This is an updated version of the old art.
on 11x14in Bristol board, ink, and lots sharpies.
This was a tricky project, since with most of these tributes I wanted to keep the exact look and design of the characters with little to none alteration. However, with Paperboy I thought it would be different and also a good sporting challenge to make a redesign and yet maintain the same pose of the original Nintendo box art. Picking the adjustments was not easy as I first thought. The original angle itself is already awkward, also how far do you stray from the famous design with it still being recognizable. The answer is simple, (but not simply done) you take what you and everyone remembers from the character on the box: the backwards cap, the bicycle, the papers flying out at you, and the freckle face expression of the kid.

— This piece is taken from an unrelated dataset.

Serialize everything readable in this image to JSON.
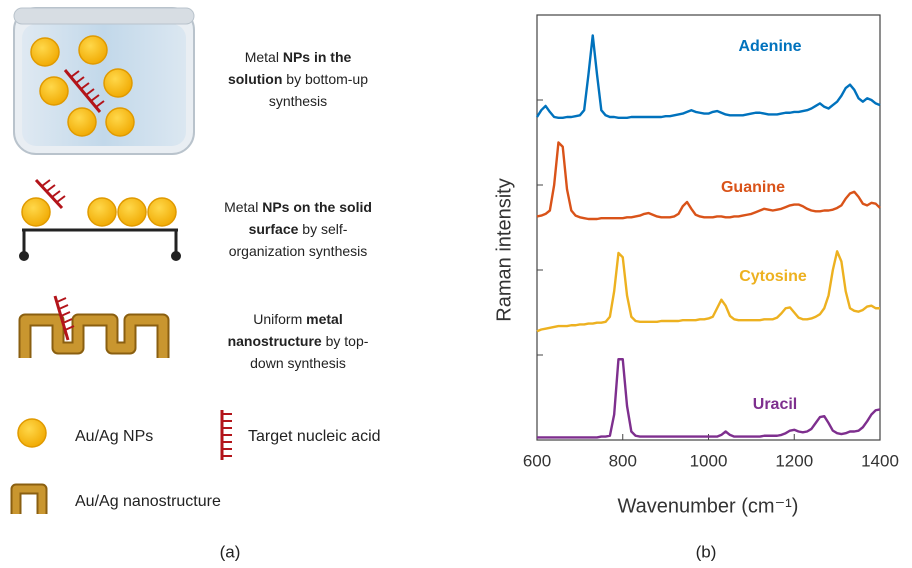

You can keep those elements and you can make whatever changes without being sacrilegious against what you are trying to pay tribute to.
The first of these changes was to the body of the character, the original paperboy sat all squatted in his bike. I wanted to stretch him out and bring him up some move over the handlebars so you have a better eye-line, and add more curve to his back to give a stronger since of action to his pose. Doing this though, you make the character what he wasn’t before, taller, and therefore older looking. Suddenly the boyish, bucktooth, Dennis the Menace, design doesn’t fit the body, and you’re left with the only choice of aging up and making a new face that is agreeable to the original image or at least to everyone’s memory of it. So, the decision was to make the 10 year old boy into a 14-15ish teenager. Suddenly face shape changes and is unrecognizable from the original box art and bruises the memory of thousands! To get around this, you have to keep the small and important traits of the original. Two things: the backwards cap and the freckles, without those two traits, the picture goes from a kid on a bike into “Hey, I remember that guy, Paperboy, right? From Nintendo?” That’s the ultimate goal, to ride that fine rail of personal art and nostalgia.
Hopefully I succeed with that intent and didn’t taint anyone’s memory.